William Blake, a man with little formal education
who was thought mad by many, criticized the world and wrote genius ideas about
society. His poems are works which display paradoxes and in
"Introduction (Song of Innocence)" and "Introduction (Song
of Experience)" he comments on the ignorance of the unenlightened and the despair
of the enlightened. These contrasting poems still manage to work together,
similar to how John Gardner uses the contrasting ideas of innocence versus
experience in his novel Grendel.
In “Song of Innocence”, Blake writes about
a child telling a piper to “pipe song about a lamb” which symbolizes Jesus and
purity. The piper is then instructed to drop his “happy pipe” and sing “songs
of happy chear” then lastly write his songs in a “book that all may read”.
These artistic forms of portraying the joyous song demonstrate the association that
art and music has with innocence. This relates to Grendel in his early days of inexperience, before he was touched by
the knowledge of the evil, pointless world. The Shaper’s song sounds much like
the Piper’s song. The song about religion, people weeping with joy, it all
sounds very familiar. However, Blake does state that a shortcoming of innocence
is that it can be ignorance. This can be seen clearly within Grendel because
the people were entranced by the Shaper’s words, ignorant to the truth, or lack
of truth, behind his words.
The contrasting poem, “Song of Experience”

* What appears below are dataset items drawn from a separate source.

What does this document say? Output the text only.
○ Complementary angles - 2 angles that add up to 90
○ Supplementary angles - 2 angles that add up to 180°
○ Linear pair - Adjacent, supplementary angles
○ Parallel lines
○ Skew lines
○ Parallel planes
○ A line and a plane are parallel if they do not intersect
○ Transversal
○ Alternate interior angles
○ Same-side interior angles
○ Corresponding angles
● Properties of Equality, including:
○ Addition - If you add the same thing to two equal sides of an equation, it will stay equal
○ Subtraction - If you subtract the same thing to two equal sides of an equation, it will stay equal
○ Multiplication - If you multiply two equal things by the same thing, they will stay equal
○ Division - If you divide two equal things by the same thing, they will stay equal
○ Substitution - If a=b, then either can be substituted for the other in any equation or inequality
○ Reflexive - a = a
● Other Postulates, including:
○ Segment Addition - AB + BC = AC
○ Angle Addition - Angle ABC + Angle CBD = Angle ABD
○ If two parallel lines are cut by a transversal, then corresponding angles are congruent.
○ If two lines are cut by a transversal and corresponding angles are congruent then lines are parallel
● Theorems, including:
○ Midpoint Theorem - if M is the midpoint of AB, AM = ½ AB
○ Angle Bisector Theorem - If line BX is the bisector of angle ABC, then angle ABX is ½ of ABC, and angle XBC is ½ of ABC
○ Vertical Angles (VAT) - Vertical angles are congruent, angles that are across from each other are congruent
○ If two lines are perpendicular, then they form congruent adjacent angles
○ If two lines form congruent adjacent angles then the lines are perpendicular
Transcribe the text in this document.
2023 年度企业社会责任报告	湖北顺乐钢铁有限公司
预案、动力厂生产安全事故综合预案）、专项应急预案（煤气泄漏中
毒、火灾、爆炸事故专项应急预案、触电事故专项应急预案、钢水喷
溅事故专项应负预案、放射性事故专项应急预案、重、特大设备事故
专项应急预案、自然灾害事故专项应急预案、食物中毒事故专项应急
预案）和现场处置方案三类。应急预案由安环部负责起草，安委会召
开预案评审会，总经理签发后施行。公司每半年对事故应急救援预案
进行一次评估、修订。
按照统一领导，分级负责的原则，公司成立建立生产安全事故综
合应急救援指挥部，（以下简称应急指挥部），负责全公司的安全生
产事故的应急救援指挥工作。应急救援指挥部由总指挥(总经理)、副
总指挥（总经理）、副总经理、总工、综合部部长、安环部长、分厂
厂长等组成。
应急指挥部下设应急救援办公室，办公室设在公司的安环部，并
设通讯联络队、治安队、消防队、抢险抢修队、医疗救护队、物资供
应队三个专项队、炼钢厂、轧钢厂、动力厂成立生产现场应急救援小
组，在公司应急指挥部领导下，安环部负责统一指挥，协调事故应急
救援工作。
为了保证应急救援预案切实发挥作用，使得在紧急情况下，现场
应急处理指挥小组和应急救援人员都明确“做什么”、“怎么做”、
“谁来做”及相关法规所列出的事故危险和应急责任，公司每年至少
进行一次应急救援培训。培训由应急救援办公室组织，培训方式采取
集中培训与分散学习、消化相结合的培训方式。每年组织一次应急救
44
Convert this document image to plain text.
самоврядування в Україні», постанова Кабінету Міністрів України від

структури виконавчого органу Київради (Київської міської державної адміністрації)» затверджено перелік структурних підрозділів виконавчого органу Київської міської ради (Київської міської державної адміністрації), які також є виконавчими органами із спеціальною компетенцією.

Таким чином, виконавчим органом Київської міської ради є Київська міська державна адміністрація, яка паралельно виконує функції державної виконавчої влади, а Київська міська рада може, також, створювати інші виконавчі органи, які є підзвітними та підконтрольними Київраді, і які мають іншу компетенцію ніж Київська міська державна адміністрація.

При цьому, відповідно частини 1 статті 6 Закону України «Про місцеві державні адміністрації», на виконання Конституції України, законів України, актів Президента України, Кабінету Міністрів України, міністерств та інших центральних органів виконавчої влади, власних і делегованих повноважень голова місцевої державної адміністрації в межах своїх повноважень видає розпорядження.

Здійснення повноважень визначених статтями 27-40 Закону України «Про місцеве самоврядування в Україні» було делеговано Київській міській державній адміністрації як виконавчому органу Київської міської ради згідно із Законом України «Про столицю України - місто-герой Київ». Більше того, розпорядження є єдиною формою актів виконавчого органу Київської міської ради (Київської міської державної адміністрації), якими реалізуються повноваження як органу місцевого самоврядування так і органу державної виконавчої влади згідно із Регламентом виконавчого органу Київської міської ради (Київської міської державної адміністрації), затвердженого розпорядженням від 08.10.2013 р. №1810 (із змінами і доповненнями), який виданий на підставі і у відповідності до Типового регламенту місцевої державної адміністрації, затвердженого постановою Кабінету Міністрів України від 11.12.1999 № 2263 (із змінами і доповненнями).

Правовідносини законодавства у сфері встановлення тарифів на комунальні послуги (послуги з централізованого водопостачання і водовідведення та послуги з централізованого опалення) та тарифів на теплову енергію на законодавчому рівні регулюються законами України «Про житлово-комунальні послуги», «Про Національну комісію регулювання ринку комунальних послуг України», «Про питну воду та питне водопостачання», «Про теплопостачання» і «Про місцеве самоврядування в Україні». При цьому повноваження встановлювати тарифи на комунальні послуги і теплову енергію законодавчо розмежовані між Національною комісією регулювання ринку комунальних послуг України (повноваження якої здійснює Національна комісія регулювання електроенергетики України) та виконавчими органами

would then demonstrate the Dragon’s perspective. The Bard “who Present, Past,
& Future sees” sounds like the exact description of the Dragon, who is also
all-knowing. The dragon’s “ears have heard The Holy Word” of the Shaper, but
they have also experienced the darkened world that those who gain knowledge see.
Grendel is engulfed into this world when he accepts the dragon’s perspective
and is tortured by the darkened world, only seeing the experience side of life.
Blake himself never
identified himself wholly with either view of innocence or experience, and he
stood on the outside pointing out the fallacies in each. While the balance of
both would be perfection, Grendel experienced such a tormented experience
because of the imbalance he found in his life. He abandoned the Shaper’s ideals
about innocence and inhaled the scent of the dragon, letting experience become
his aura. This imbalance can be seen in Chapter 7, where he narrates his story
in two parts, Cut A and Cut B- Cut A containing all of the content and Cut B
being empty. This imbalance, Blake would likely claim, is what led to Grendel’s
death. He was metaphorically torn, and eventually was physically torn, his
cause of death.
In both introductory
poems an idea of conflicting sides of humanity is expressed. These conflicting
views are demonstrated in Gardner’s Grendel
with the ideologies of the Shaper and the dragon. The lack of balance between
the two states is what leads to Grendel’s end, and the fallacies of both
perspectives are demonstrated in the poems and in the novel alike.